Les rares cas où c'est défendable

SituationSCI pertinente ?
Primo-accédant éligible aux prêts aidésNon
Achat en concubinage avec apports inégauxOui, à l'IR
Maison de famille destinée à plusieurs héritiersOui, à l'IR
Volonté d'amortir la résidence via l'ISNon, contre-productif
Famille recomposée avec objectifs successorauxOui, avec statuts sur mesure

La SCI se justifie pour un achat à plusieurs hors mariage, un bien de famille ou un objectif successoral précis, pas pour une accession classique. Le pilier SCI et le dossier de fiscalité immobilière présente les autres cas d'utilisation et leurs limites.

Ce qu'il faut retenir

  • Pour un couple marié achetant son premier logement, la SCI ajoute des coûts et peut faire perdre des prêts aidés.
  • L'exonération de plus-value subsiste en SCI à l'IR pour l'associé occupant, mais disparaît à l'IS.
  • L'IS est généralement à écarter pour une résidence principale.
  • Le conjoint survivant perd ses droits automatiques au logement, sauf organisation statutaire.
  • Le montage se justifie pour un achat à plusieurs ou un objectif successoral précis.

Questions fréquentes

Perd-on l'exonération de plus-value sur sa résidence principale en SCI ?

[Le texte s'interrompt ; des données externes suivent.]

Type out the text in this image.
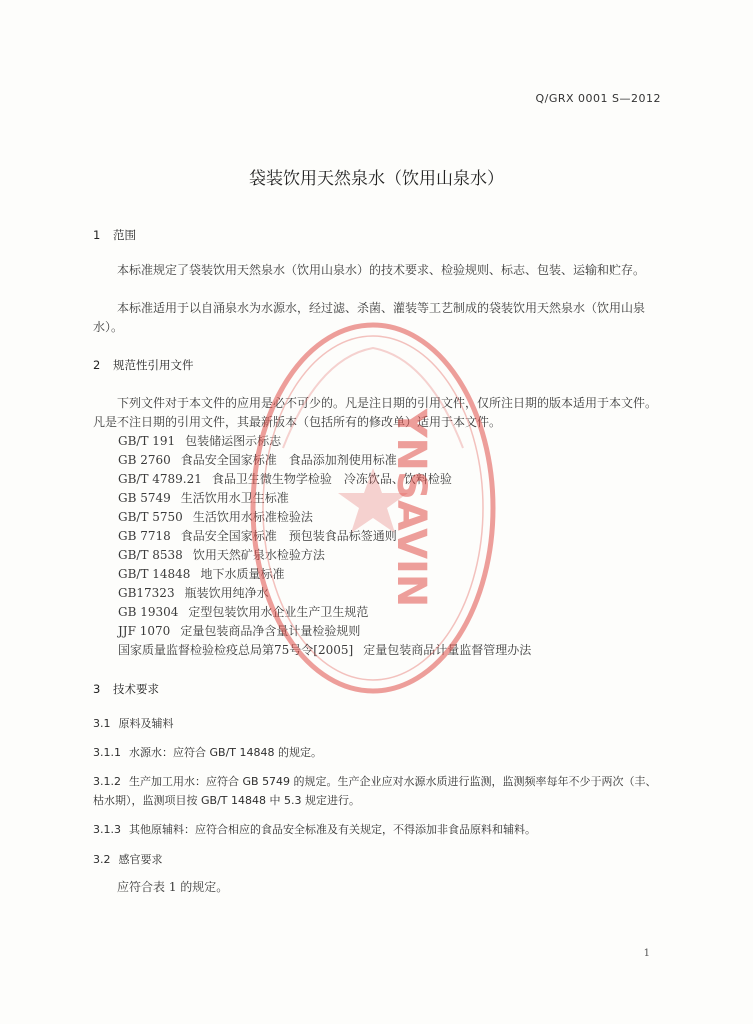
Q/GRX 0001 S—2012
袋装饮用天然泉水（饮用山泉水）
1 范围
本标准规定了袋装饮用天然泉水（饮用山泉水）的技术要求、检验规则、标志、包装、运输和贮存。
本标准适用于以自涌泉水为水源水，经过滤、杀菌、灌装等工艺制成的袋装饮用天然泉水（饮用山泉水）。
2 规范性引用文件
下列文件对于本文件的应用是必不可少的。凡是注日期的引用文件，仅所注日期的版本适用于本文件。凡是不注日期的引用文件，其最新版本（包括所有的修改单）适用于本文件。
GB/T 191 包装储运图示标志
GB 2760 食品安全国家标准　食品添加剂使用标准
GB/T 4789.21 食品卫生微生物学检验　冷冻饮品、饮料检验
GB 5749 生活饮用水卫生标准
GB/T 5750 生活饮用水标准检验法
GB 7718 食品安全国家标准　预包装食品标签通则
GB/T 8538 饮用天然矿泉水检验方法
GB/T 14848 地下水质量标准
GB17323 瓶装饮用纯净水
GB 19304 定型包装饮用水企业生产卫生规范
JJF 1070 定量包装商品净含量计量检验规则
国家质量监督检验检疫总局第75号令[2005] 定量包装商品计量监督管理办法
3 技术要求
3.1 原料及辅料
3.1.1 水源水：应符合 GB/T 14848 的规定。
3.1.2 生产加工用水：应符合 GB 5749 的规定。生产企业应对水源水质进行监测，监测频率每年不少于两次（丰、枯水期），监测项目按 GB/T 14848 中 5.3 规定进行。
3.1.3 其他原辅料：应符合相应的食品安全标准及有关规定，不得添加非食品原料和辅料。
3.2 感官要求
应符合表 1 的规定。
1
YNSAVIN
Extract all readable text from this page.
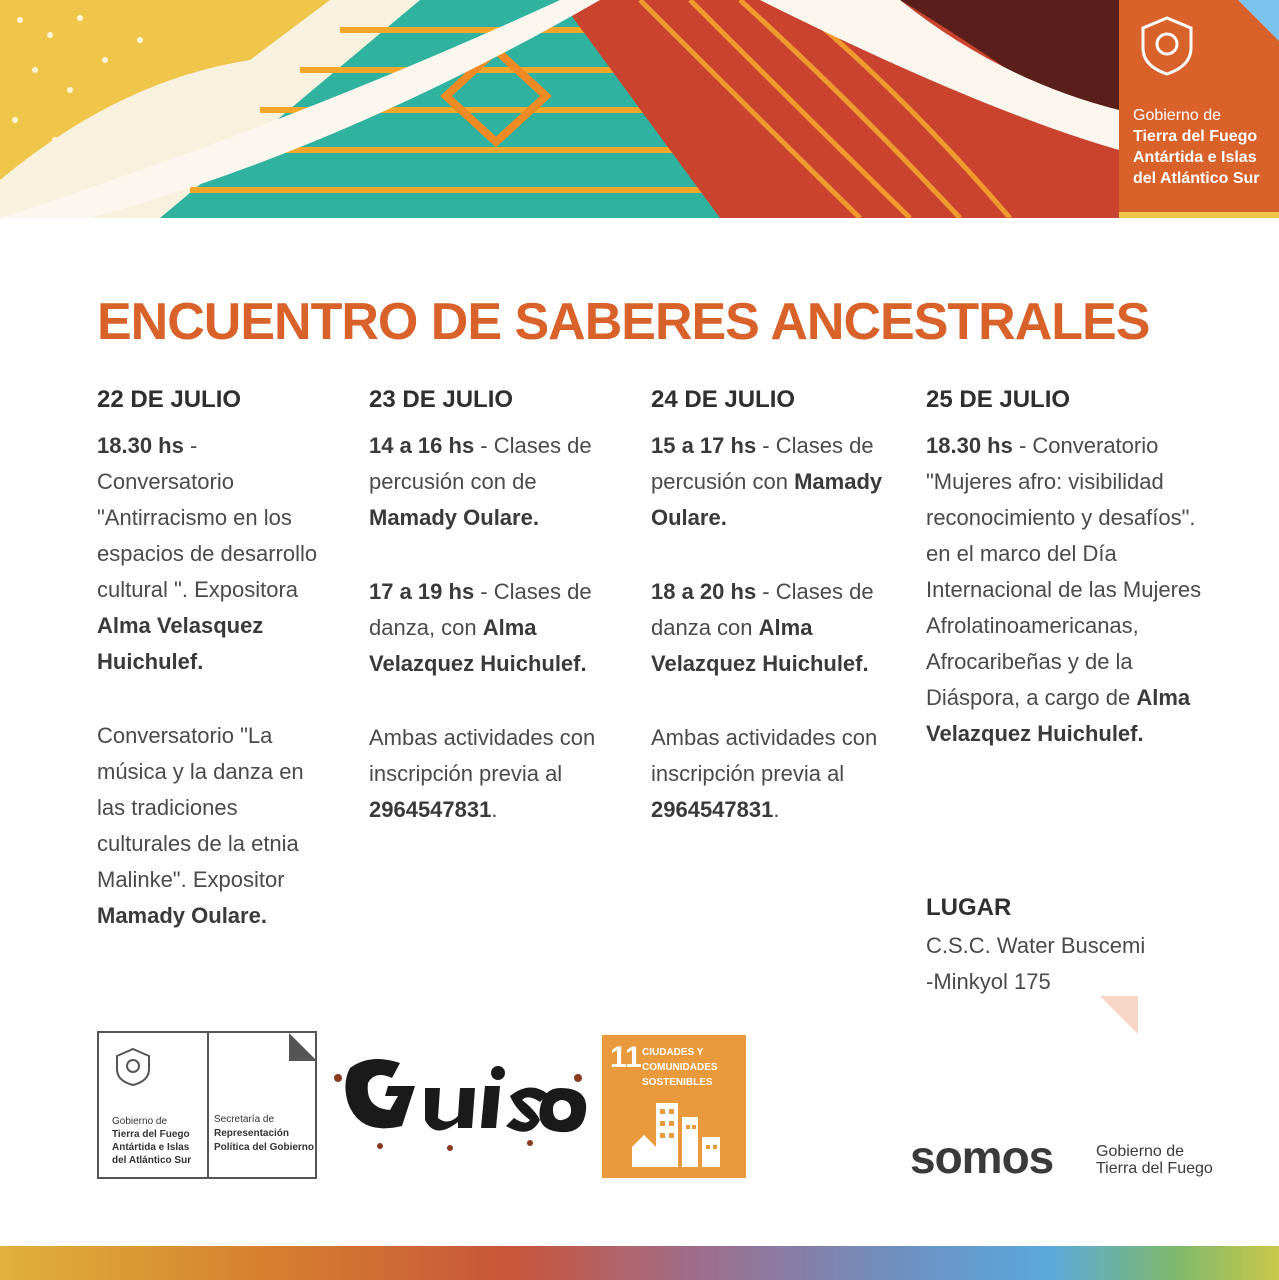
Gobierno de
Tierra del Fuego
Antártida e Islas
del Atlántico Sur
ENCUENTRO DE SABERES ANCESTRALES
22 DE JULIO

18.30 hs - Conversatorio "Antirracismo en los espacios de desarrollo cultural ". Expositora Alma Velasquez Huichulef.

Conversatorio "La música y la danza en las tradiciones culturales de la etnia Malinke". Expositor Mamady Oulare.

23 DE JULIO

14 a 16 hs - Clases de percusión con de Mamady Oulare.

17 a 19 hs - Clases de danza, con Alma Velazquez Huichulef.

Ambas actividades con inscripción previa al 2964547831.

24 DE JULIO

15 a 17 hs - Clases de percusión con Mamady Oulare.

18 a 20 hs - Clases de danza con Alma Velazquez Huichulef.

Ambas actividades con inscripción previa al 2964547831.

25 DE JULIO

18.30 hs - Converatorio "Mujeres afro: visibilidad reconocimiento y desafíos". en el marco del Día Internacional de las Mujeres Afrolatinoamericanas, Afrocaribeñas y de la Diáspora, a cargo de Alma Velazquez Huichulef.

LUGAR

C.S.C. Water Buscemi
-Minkyol 175

Gobierno de
Tierra del Fuego
Antártida e Islas
del Atlántico Sur
Secretaría de
Representación
Política del Gobierno
11 CIUDADES Y
COMUNIDADES
SOSTENIBLES
somos	Gobierno de
Tierra del Fuego
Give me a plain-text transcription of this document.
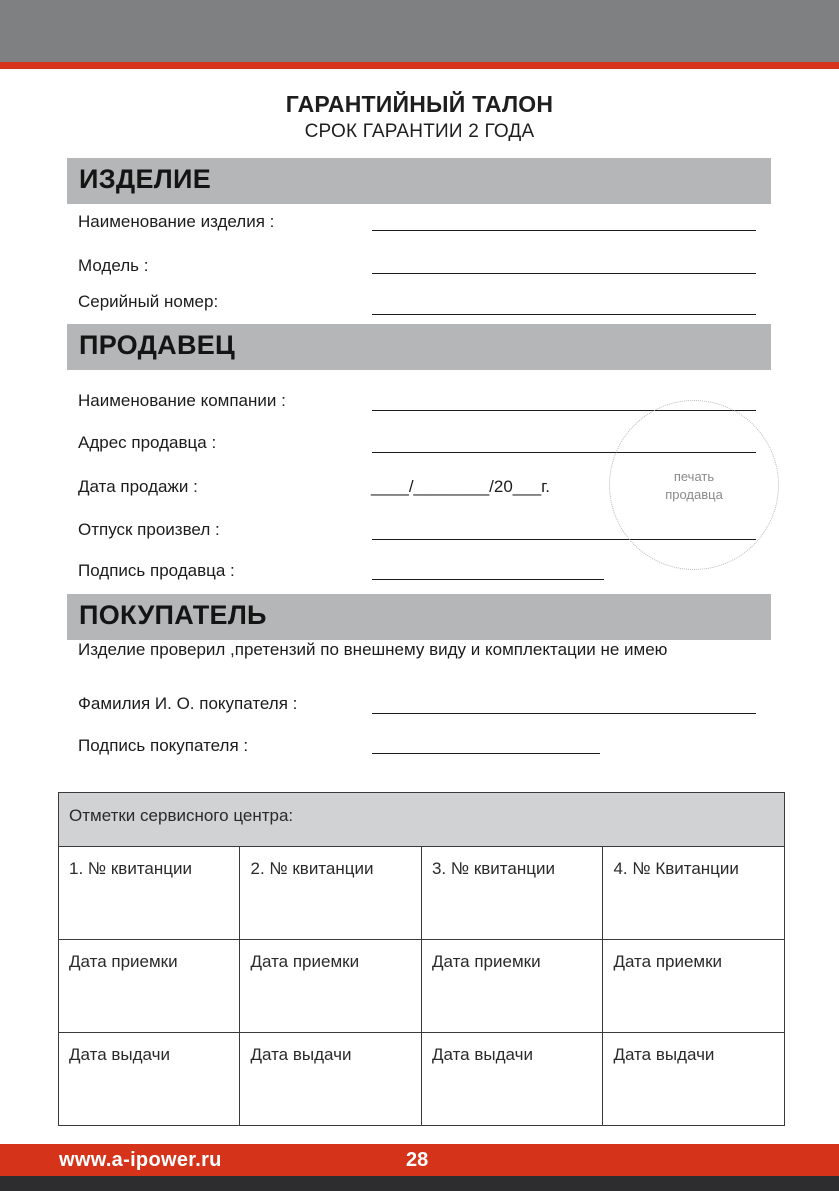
ГАРАНТИЙНЫЙ ТАЛОН
СРОК ГАРАНТИИ 2 ГОДА
ИЗДЕЛИЕ
Наименование изделия :
Модель :
Серийный номер:
ПРОДАВЕЦ
Наименование компании :
Адрес продавца :
Дата продажи :	____/________/20___г.
Отпуск произвел :
Подпись продавца :
печать
продавца
ПОКУПАТЕЛЬ
Изделие проверил ,претензий по внешнему виду и комплектации не имею
Фамилия И. О. покупателя :
Подпись покупателя :
Отметки сервисного центра:			
1. № квитанции	2. № квитанции	3. № квитанции	4. № Квитанции
Дата приемки	Дата приемки	Дата приемки	Дата приемки
Дата выдачи	Дата выдачи	Дата выдачи	Дата выдачи
www.a-ipower.ru	28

Pas nécessairement. En SCI à l'IR, elle peut s'appliquer à la quote-part de l'associé qui occupe effectivement le logement. En SCI à l'IS, cette exonération n'existe pas.

Peut-on obtenir un prêt à taux zéro via une SCI ?

Non. Le prêt à taux zéro est réservé aux personnes physiques accédant à la propriété.

Faut-il se verser un loyer à soi-même dans sa SCI ?

Non. La mise à disposition gratuite est possible, mais les charges relatives au logement ne sont alors pas déductibles faute de revenu correspondant.

Une SCI protège-t-elle le logement en cas de faillite personnelle ?

Très imparfaitement. Les parts sont saisissables, la responsabilité des associés est indéfinie et les banques demandent souvent une caution personnelle.

Que devient le conjoint survivant si le logement est détenu par une SCI ?

Il hérite de parts sociales, non du logement. Une protection équivalente peut être organisée par les statuts, un démembrement ou une convention entre associés.